In general communication standards only discuss stuff that is visible to other hosts on the network. API standards usually only discuss the interface between the OS and applications.
It is clearly nessacery to pass some metadata (size, addresses etc) between the "transport" and "internet" layers but how exactly this is done is an implementation detail.
You seem to have the general idea.
First, there really is no Physical Layer header. The Physical Layer simply takes what the Data-Link Layer gives it, and it encodes the Data-Link frame (encoding) for the interface and places that on the "wire" (signalling), or it performs the opposite when receiving data.
When layer-3 sends a packet to layer-2, layer-2 needs to encapsulate that with a layer-2 header. Part of the layer-2 header may include a MAC address for layer-2 protocols that use MAC addresses (not all do, and of those that do, some use 48-bit MAC addresses, and some use 64-bit MAC addresses).
In order to put a destination MAC address in the layer-2 frame, the destination layer-3 address must be resolved to a layer-2 address. Layer-2 needs the destination layer-2 MAC address in order to build the layer-2 frame to encapsulate the layer-3 packet. That is where ARP (Address Resolution Protocol) comes in.
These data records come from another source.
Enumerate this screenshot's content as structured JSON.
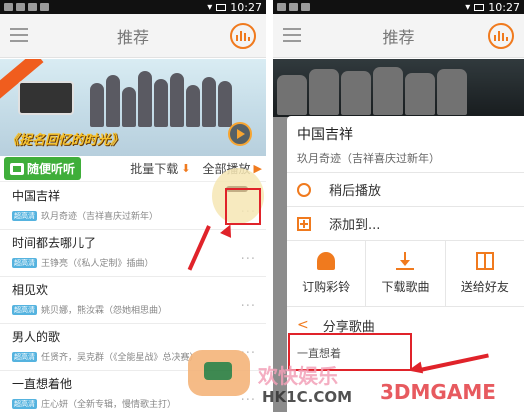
{
  "status_time": "10:27",
  "left": {
    "title": "推荐",
    "banner_caption": "《捉名回忆的时光》",
    "toolbar": {
      "random_label": "随便听听",
      "batch_download": "批量下载",
      "play_all": "全部播放"
    },
    "songs": [
      {
        "title": "中国吉祥",
        "badge": "超高清",
        "meta": "玖月奇迹（吉祥喜庆过新年）"
      },
      {
        "title": "时间都去哪儿了",
        "badge": "超高清",
        "meta": "王铮亮（《私人定制》插曲）"
      },
      {
        "title": "相见欢",
        "badge": "超高清",
        "meta": "姚贝娜，熊汝霖（怨她相思曲）"
      },
      {
        "title": "男人的歌",
        "badge": "超高清",
        "meta": "任贤齐，吴克群（《全能星战》总决赛）"
      },
      {
        "title": "一直想着他",
        "badge": "超高清",
        "meta": "庄心妍（全新专辑，慢情歌主打）"
      }
    ],
    "more_glyph": "···"
  },
  "right": {
    "title": "推荐",
    "sheet": {
      "song_title": "中国吉祥",
      "song_sub": "玖月奇迹（吉祥喜庆过新年）",
      "options": [
        {
          "label": "稍后播放",
          "icon": "clock-icon"
        },
        {
          "label": "添加到...",
          "icon": "add-icon"
        }
      ],
      "grid": [
        {
          "label": "订购彩铃",
          "icon": "bell-icon"
        },
        {
          "label": "下载歌曲",
          "icon": "download-icon"
        },
        {
          "label": "送给好友",
          "icon": "gift-icon"
        }
      ],
      "share_label": "分享歌曲",
      "partial_next": "一直想着"
    }
  },
  "watermark": {
    "text": "欢快娱乐",
    "site": "HK1C.COM",
    "brand": "3DMGAME"
  },
  "colors": {
    "accent": "#f07a1e",
    "highlight": "#e0232a",
    "green": "#3fae3a"
  }
}
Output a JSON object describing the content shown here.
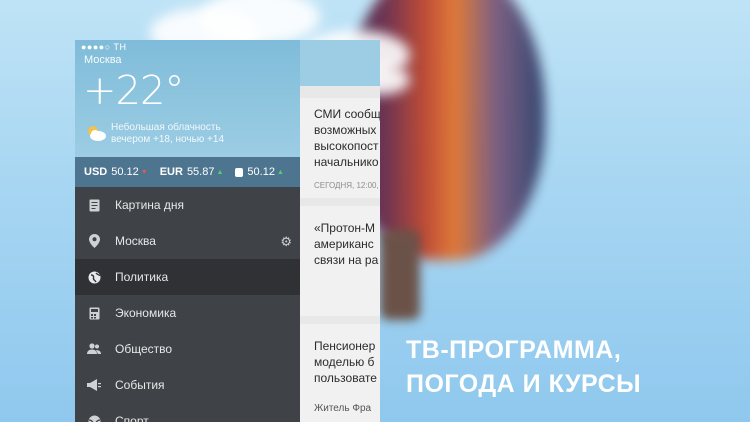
{
  "status_bar": {
    "carrier": "●●●●○ TH"
  },
  "weather": {
    "city": "Москва",
    "temperature": "+22°",
    "condition": "Небольшая облачность",
    "forecast": "вечером +18, ночью +14",
    "icon": "partly-cloudy-icon"
  },
  "rates": {
    "usd": {
      "label": "USD",
      "value": "50.12",
      "trend": "down"
    },
    "eur": {
      "label": "EUR",
      "value": "55.87",
      "trend": "up"
    },
    "oil": {
      "value": "50.12",
      "trend": "up",
      "icon": "oil-barrel-icon"
    }
  },
  "menu": {
    "items": [
      {
        "label": "Картина дня",
        "icon": "document-icon"
      },
      {
        "label": "Москва",
        "icon": "location-pin-icon"
      },
      {
        "label": "Политика",
        "icon": "globe-icon"
      },
      {
        "label": "Экономика",
        "icon": "calculator-icon"
      },
      {
        "label": "Общество",
        "icon": "people-icon"
      },
      {
        "label": "События",
        "icon": "megaphone-icon"
      },
      {
        "label": "Спорт",
        "icon": "ball-icon"
      }
    ],
    "active_index": 2
  },
  "news": [
    {
      "title_lines": [
        "СМИ сообщ",
        "возможных",
        "высокопост",
        "начальнико"
      ],
      "meta": "СЕГОДНЯ, 12:00,"
    },
    {
      "title_lines": [
        "«Протон-М",
        "американс",
        "связи на ра"
      ],
      "meta": ""
    },
    {
      "title_lines": [
        "Пенсионер",
        "моделью б",
        "пользовате"
      ],
      "meta": "Житель Фра"
    }
  ],
  "caption": {
    "line1": "ТВ-ПРОГРАММА,",
    "line2": "ПОГОДА И КУРСЫ"
  },
  "colors": {
    "drawer": "#3f4246",
    "rates_bar": "#4e7590",
    "active_item": "#2f3134"
  }
}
ARP has to do with data leaving the host, not coming into the host where the headers are stripped. Depending on the network stack implementation, as a layer-2 frame come into a host, the MAC address may get saved in the host's ARP cache as the frame is stripped from the packet. Layer-2 will inspect the layer-2 frame to determine to which layer-3 protocol in the network stack the frame payload (layer-3 packet) should be sent.
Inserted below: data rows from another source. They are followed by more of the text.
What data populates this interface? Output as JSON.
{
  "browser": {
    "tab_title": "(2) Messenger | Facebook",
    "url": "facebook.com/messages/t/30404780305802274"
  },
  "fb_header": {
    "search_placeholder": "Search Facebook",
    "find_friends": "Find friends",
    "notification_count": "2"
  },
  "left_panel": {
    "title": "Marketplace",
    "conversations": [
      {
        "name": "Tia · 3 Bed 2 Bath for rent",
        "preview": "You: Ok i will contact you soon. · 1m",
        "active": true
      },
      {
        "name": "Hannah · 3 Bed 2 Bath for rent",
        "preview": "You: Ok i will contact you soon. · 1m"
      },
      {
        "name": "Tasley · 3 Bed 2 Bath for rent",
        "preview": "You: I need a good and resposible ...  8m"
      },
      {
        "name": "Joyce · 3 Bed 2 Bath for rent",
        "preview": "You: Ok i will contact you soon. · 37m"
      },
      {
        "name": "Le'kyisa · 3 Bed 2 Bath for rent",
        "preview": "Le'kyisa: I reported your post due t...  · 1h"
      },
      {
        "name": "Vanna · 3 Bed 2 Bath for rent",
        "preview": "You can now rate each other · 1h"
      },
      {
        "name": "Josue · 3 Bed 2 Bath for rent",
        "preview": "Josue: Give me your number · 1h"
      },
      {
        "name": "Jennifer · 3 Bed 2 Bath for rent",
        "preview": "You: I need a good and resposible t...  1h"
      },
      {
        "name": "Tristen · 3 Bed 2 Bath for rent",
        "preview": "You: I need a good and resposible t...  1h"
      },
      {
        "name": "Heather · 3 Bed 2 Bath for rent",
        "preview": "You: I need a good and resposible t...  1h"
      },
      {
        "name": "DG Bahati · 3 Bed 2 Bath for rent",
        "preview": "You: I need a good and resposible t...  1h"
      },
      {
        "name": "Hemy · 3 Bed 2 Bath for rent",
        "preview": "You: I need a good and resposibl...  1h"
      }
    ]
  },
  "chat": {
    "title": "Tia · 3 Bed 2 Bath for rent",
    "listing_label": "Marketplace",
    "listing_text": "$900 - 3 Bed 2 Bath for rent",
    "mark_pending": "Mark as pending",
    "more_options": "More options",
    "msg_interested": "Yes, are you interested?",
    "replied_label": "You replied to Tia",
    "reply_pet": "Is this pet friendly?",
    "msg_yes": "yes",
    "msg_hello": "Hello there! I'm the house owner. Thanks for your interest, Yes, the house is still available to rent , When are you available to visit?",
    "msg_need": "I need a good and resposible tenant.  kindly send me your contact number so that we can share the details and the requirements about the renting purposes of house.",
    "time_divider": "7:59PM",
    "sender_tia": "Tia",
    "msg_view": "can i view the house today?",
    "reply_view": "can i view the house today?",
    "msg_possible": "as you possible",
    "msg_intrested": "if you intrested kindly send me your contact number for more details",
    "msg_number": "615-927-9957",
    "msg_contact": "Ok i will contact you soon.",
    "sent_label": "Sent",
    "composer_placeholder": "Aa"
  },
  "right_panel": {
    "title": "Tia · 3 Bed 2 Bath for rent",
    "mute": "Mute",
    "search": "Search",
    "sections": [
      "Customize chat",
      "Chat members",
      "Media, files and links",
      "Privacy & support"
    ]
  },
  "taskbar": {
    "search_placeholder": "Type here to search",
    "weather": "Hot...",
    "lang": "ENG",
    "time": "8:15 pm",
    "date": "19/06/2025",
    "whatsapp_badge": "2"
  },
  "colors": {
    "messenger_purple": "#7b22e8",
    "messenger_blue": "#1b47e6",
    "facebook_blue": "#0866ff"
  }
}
The Ethertype field is a field in ethernet frame headers. Other layer-2 protocols have other ways of doing this. Remember, ethernet may be the most used layer-2 protocol, but it is not the only layer-2 protocol, and each have their own frame headers. Layer-3 protocols can have the the same type of thing. For instance, IPv4 has the Protocol field, and IPv6 has the Next Header field, to tell layer-3 to which layer-4 protocol the payload of the layer-3 packet should be sent.
Best Answer
These layers are just abstract concepts. They don't actively do anything by their own. Instead such models are a tool to deal with complexity, get a common understanding of the functionality and to structure the code in a way which can also be understood and managed by others.
This means there is no "transport layer know ...". There is instead a specific implementation (usually in the OS) dealing with all the different layers and which can also easily exchange information between these layers, like the IP address.